Pra  falar errado é preciso
saber falar errado.
(Adoniran Barbosa)

Que moça culta, a Maria Eduarda: usa ponto e vírgula!
(Mário Quintana)

Um homem de letras
Dizendo idéias
Sempre se inflama
[...]
Mas se é um sujeito
que se sujeita
Ainda é objeto
(Luiz Tatit)

 

 

1. Certa vez, li na apresentação de um livro: “Esse texto, que recebeu cuidosa revisão...”

À primeira vista, ocorreu-me que o descuidado revisor teria deixado escapar esse “cuidosa”? O curioso é que “cuidoso” existe, sim, e consta dos nossos atuais dicionários. Embora, nos nossos dias, seja palavra rara (era mais comumente empregada no séc. XIV), tem plena legitimidade. Mas como poderá o leitor menos “malicioso” descobrir que o autor da apresentação foi tão erudito e o revisor tão cuidadoso a ponto de ambos correrem o risco de serem tidos por descuidados?

Escrever é tarefa perigosa, mesmo para quem conhece as convenções da escrita e os mais sutis caminhos que levam ao “certo” ou ao “errado”.

Do ponto de vista pedagógico, perante os solecismos que se cometem em todos os tipos de textos, ainda existem uns poucos professores “gramatiqueiros” que defendem o ensino da língua como transmissão e fixação das regras. A tendência atual, porém, é bem outra, para não dizer totalmente oposta. Muitos professores põem à parte a gramática normativa, alguns por considerá-la um fardo muito pesado para colocar aos ombros dos alunos, outros porque a desconhecem.

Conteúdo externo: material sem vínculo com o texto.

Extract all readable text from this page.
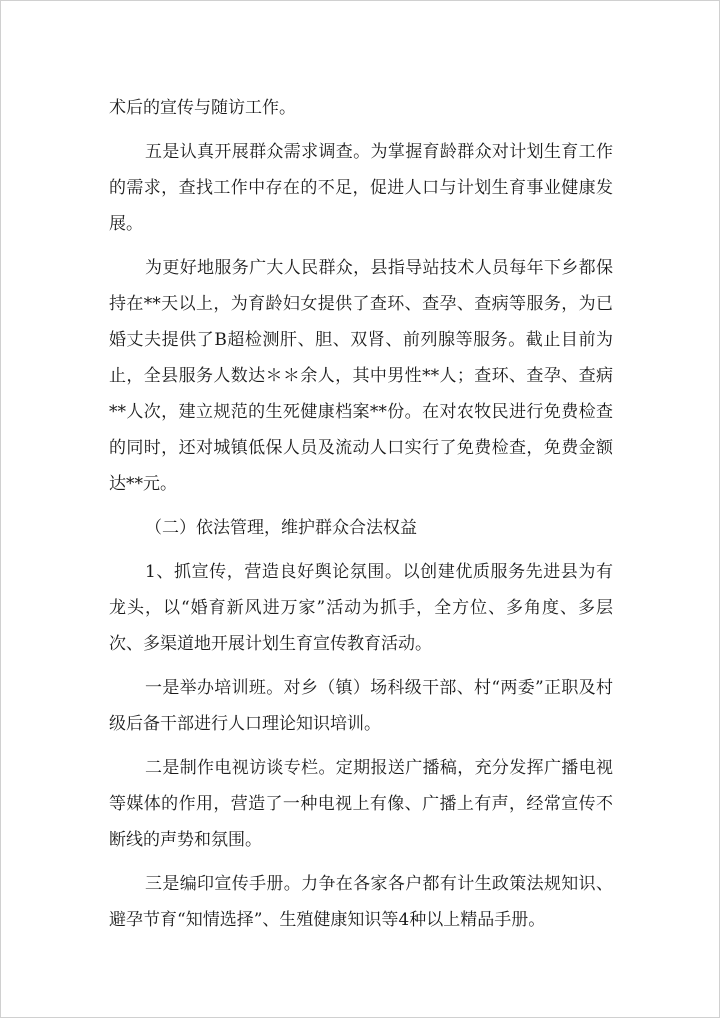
术后的宣传与随访工作。

五是认真开展群众需求调查。为掌握育龄群众对计划生育工作的需求，查找工作中存在的不足，促进人口与计划生育事业健康发展。

为更好地服务广大人民群众，县指导站技术人员每年下乡都保持在**天以上，为育龄妇女提供了查环、查孕、查病等服务，为已婚丈夫提供了B超检测肝、胆、双肾、前列腺等服务。截止目前为止，全县服务人数达＊＊余人，其中男性**人；查环、查孕、查病**人次，建立规范的生死健康档案**份。在对农牧民进行免费检查的同时，还对城镇低保人员及流动人口实行了免费检查，免费金额达**元。

（二）依法管理，维护群众合法权益

1、抓宣传，营造良好舆论氛围。以创建优质服务先进县为有龙头，以“婚育新风进万家”活动为抓手，全方位、多角度、多层次、多渠道地开展计划生育宣传教育活动。

一是举办培训班。对乡（镇）场科级干部、村“两委”正职及村级后备干部进行人口理论知识培训。

二是制作电视访谈专栏。定期报送广播稿，充分发挥广播电视等媒体的作用，营造了一种电视上有像、广播上有声，经常宣传不断线的声势和氛围。

三是编印宣传手册。力争在各家各户都有计生政策法规知识、避孕节育“知情选择”、生殖健康知识等4种以上精品手册。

Pensando da maneira mais “ingênua”, podemos dizer o que muitos dizem: escrever corretamente é difícil, em virtude das inúmeras regras e exceções a serem observadas, sem se falar nas mudanças que essas regras sofrem ao longo do tempo como aconteceu com muitos acentos diferenciais abolidos pela reforma ortográfica de 1971 e como vai acontecer quando se tornar lei o Acordo Ortográfico da Língua Portuguesa (de 1990), que prevê, por exemplo, a extinção do trema, que para muitos nem nasceu e, no dizer do acadêmico Arnaldo Niskier, é um “elemento quase supérfluo”.

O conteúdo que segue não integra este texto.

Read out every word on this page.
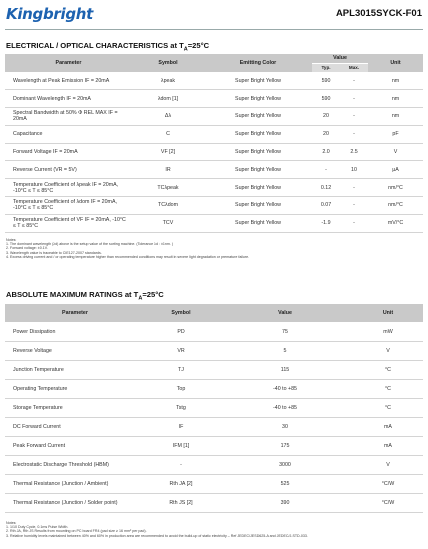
Kingbright	APL3015SYCK-F01
ELECTRICAL / OPTICAL CHARACTERISTICS at $T_A=25^\circ C$
Parameter	Symbol	Emitting Color	Value		Unit
			Typ.	Max.	
Wavelength at Peak Emission IF = 20mA	λpeak	Super Bright Yellow	590	-	nm
Dominant Wavelength IF = 20mA	λdom [1]	Super Bright Yellow	590	-	nm
Spectral Bandwidth at 50% Φ REL MAX IF = 20mA	Δλ	Super Bright Yellow	20	-	nm
Capacitance	C	Super Bright Yellow	20	-	pF
Forward Voltage IF = 20mA	VF [2]	Super Bright Yellow	2.0	2.5	V
Reverse Current (VR = 5V)	IR	Super Bright Yellow	-	10	μA
Temperature Coefficient of λpeak IF = 20mA, -10°C ≤ T ≤ 85°C	TCλpeak	Super Bright Yellow	0.12	-	nm/°C
Temperature Coefficient of λdom IF = 20mA, -10°C ≤ T ≤ 85°C	TCλdom	Super Bright Yellow	0.07	-	nm/°C
Temperature Coefficient of VF IF = 20mA, -10°C ≤ T ≤ 85°C	TCV	Super Bright Yellow	-1.9	-	mV/°C
Notes:
1. The dominant wavelength (λd) above is the setup value of the sorting machine. (Tolerance λd : ±1nm. )
2. Forward voltage: ±0.1V.
3. Wavelength value is traceable to CIE127-2007 standards.
4. Excess driving current and / or operating temperature higher than recommended conditions may result in severe light degradation or premature failure.
ABSOLUTE MAXIMUM RATINGS at $T_A=25^\circ C$
Parameter	Symbol	Value	Unit
Power Dissipation	PD	75	mW
Reverse Voltage	VR	5	V
Junction Temperature	TJ	115	°C
Operating Temperature	Top	-40 to +85	°C
Storage Temperature	Tstg	-40 to +85	°C
DC Forward Current	IF	30	mA
Peak Forward Current	IFM [1]	175	mA
Electrostatic Discharge Threshold (HBM)	-	3000	V
Thermal Resistance (Junction / Ambient)	Rth JA [2]	525	°C/W
Thermal Resistance (Junction / Solder point)	Rth JS [2]	390	°C/W
Notes:
1. 1/10 Duty Cycle, 0.1ms Pulse Width.
2. Rth JA, Rth JS Results from mounting on PC board FR4 (pad size ≥ 16 mm² per pad).
3. Relative humidity levels maintained between 40% and 60% in production area are recommended to avoid the build-up of static electricity – Ref JEDEC/JESD625-A and JEDEC/J-STD-033.
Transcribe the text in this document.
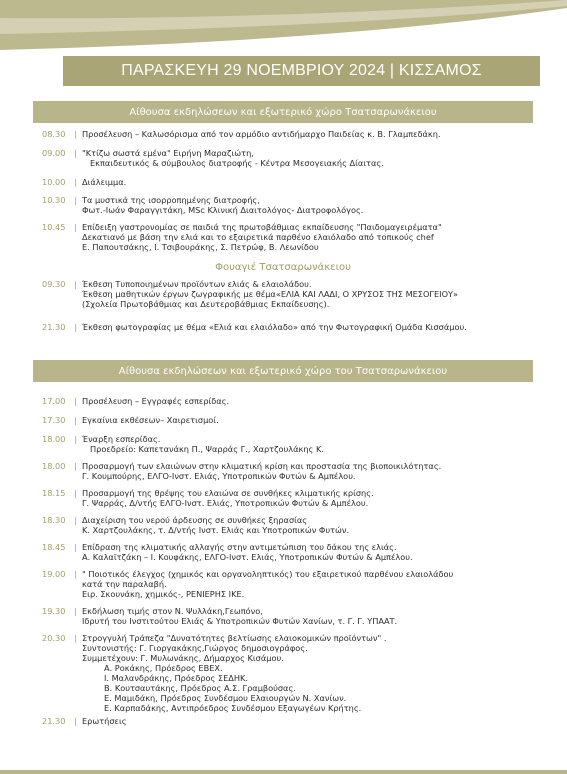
ΠΑΡΑΣΚΕΥΗ 29 ΝΟΕΜΒΡΙΟΥ 2024 | ΚΙΣΣΑΜΟΣ
Αίθουσα εκδηλώσεων και εξωτερικό χώρο Τσατσαρωνάκειου
08.30	| Προσέλευση – Καλωσόρισμα από τον αρμόδιο αντιδήμαρχο Παιδείας κ. Β. Γλαμπεδάκη.
09.00	| "Κτίζω σωστά εμένα" Ειρήνη Μαραζιώτη,
Εκπαιδευτικός & σύμβουλος διατροφής - Κέντρα Μεσογειακής Δίαιτας.
10.00	| Διάλειμμα.
10.30	| Τα μυστικά της ισορροπημένης διατροφής,
Φωτ.-Ιωάν Φαραγγιτάκη, MSc Κλινική Διαιτολόγος- Διατροφολόγος.
10.45	| Επίδειξη γαστρονομίας σε παιδιά της πρωτοβάθμιας εκπαίδευσης "Παιδομαγειρέματα"
Δεκατιανό με βάση την ελιά και το εξαιρετικά παρθένο ελαιόλαδο από τοπικούς chef
Ε. Παπουτσάκης, Ι. Τσιβουράκης, Σ. Πετρώφ, Β. Λεωνίδου
Φουαγιέ Τσατσαρωνάκειου
09.30	| Έκθεση Τυποποιημένων προϊόντων ελιάς & ελαιολάδου.
Έκθεση μαθητικών έργων ζωγραφικής με θέμα«ΕΛΙΑ ΚΑΙ ΛΑΔΙ, Ο ΧΡΥΣΟΣ ΤΗΣ ΜΕΣΟΓΕΙΟΥ»
(Σχολεία Πρωτοβάθμιας και Δευτεροβάθμιας Εκπαίδευσης).
21.30	| Έκθεση φωτογραφίας με θέμα «Ελιά και ελαιόλαδο» από την Φωτογραφική Ομάδα Κισσάμου.
Αίθουσα εκδηλώσεων και εξωτερικό χώρο του Τσατσαρωνάκειου
17.00	| Προσέλευση – Εγγραφές εσπερίδας.
17.30	| Εγκαίνια εκθέσεων– Χαιρετισμοί.
18.00	| Έναρξη εσπερίδας.
Προεδρείο: Καπετανάκη Π., Ψαρράς Γ., Χαρτζουλάκης Κ.
18.00	| Προσαρμογή των ελαιώνων στην κλιματική κρίση και προστασία της βιοποικιλότητας.
Γ. Κουμπούρης, ΕΛΓΟ-Ινστ. Ελιάς, Υποτροπικών Φυτών & Αμπέλου.
18.15	| Προσαρμογή της θρέψης του ελαιώνα σε συνθήκες κλιματικής κρίσης.
Γ. Ψαρράς, Δ/ντής ΕΛΓΟ-Ινστ. Ελιάς, Υποτροπικών Φυτών & Αμπέλου.
18.30	| Διαχείριση του νερού άρδευσης σε συνθήκες ξηρασίας
Κ. Χαρτζουλάκης, τ. Δ/ντής Ινστ. Ελιάς και Υποτροπικών Φυτών.
18.45	| Επίδραση της κλιματικής αλλαγής στην αντιμετώπιση του δάκου της ελιάς.
Α. Καλαϊτζάκη – Ι. Κουφάκης, ΕΛΓΟ-Ινστ. Ελιάς, Υποτροπικών Φυτών & Αμπέλου.
19.00	| " Ποιοτικός έλεγχος (χημικός και οργανοληπτικός) του εξαιρετικού παρθένου ελαιολάδου
κατά την παραλαβή.
Ειρ. Σκουνάκη, χημικός-, ΡΕΝΙΕΡΗΣ ΙΚΕ.
19.30	| Εκδήλωση τιμής στον Ν. Ψυλλάκη,Γεωπόνο,
Ιδρυτή του Ινστιτούτου Ελιάς & Υποτροπικών Φυτών Χανίων, τ. Γ. Γ. ΥΠΑΑΤ.
20.30	| Στρογγυλή Τράπεζα "Δυνατότητες βελτίωσης ελαιοκομικών προϊόντων" .
Συντονιστής: Γ. Γιοργακάκης,Γιώργος δημοσιογράφος.
Συμμετέχουν: Γ. Μυλωνάκης, Δήμαρχος Κισάμου.
Α. Ροκάκης, Πρόεδρος ΕΒΕΧ.
Ι. Μαλανδράκης, Πρόεδρος ΣΕΔΗΚ.
Β. Κουτσαυτάκης, Πρόεδρος Α.Σ. Γραμβούσας.
Ε. Μαμιδάκη, Πρόεδρος Συνδέσμου Ελαιουργών Ν. Χανίων.
Ε. Καρπαδάκης, Αντιπρόεδρος Συνδέσμου Εξαγωγέων Κρήτης.
21.30	| Ερωτήσεις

A propósito dessas mudanças periódicas, um exemplo pequeno mas significativo é o da palavra “álibi”, que nem sempre foi acentuada. Esta recomendação, em obediência à regra segundo a qual devemos acentuar as proparoxítonas, chegou-nos pelo Vocabulário Ortográfico da Língua Portuguesa editado pela Academia Brasileira Letras em 1981, sob a orientação de Antônio Houaiss. O VOLP alertava para o aportuguesamento do termo latino (de largo uso nos textos jurídicos) que se grafava alibi. Hoje, quem escreve “alibi” sem acento (provavelmente por ter esquecido que se trata de proparoxítona) o máximo que poderá alegar é que estava em outro lugar (alius ubi) quando decidiram aceitar a força do uso.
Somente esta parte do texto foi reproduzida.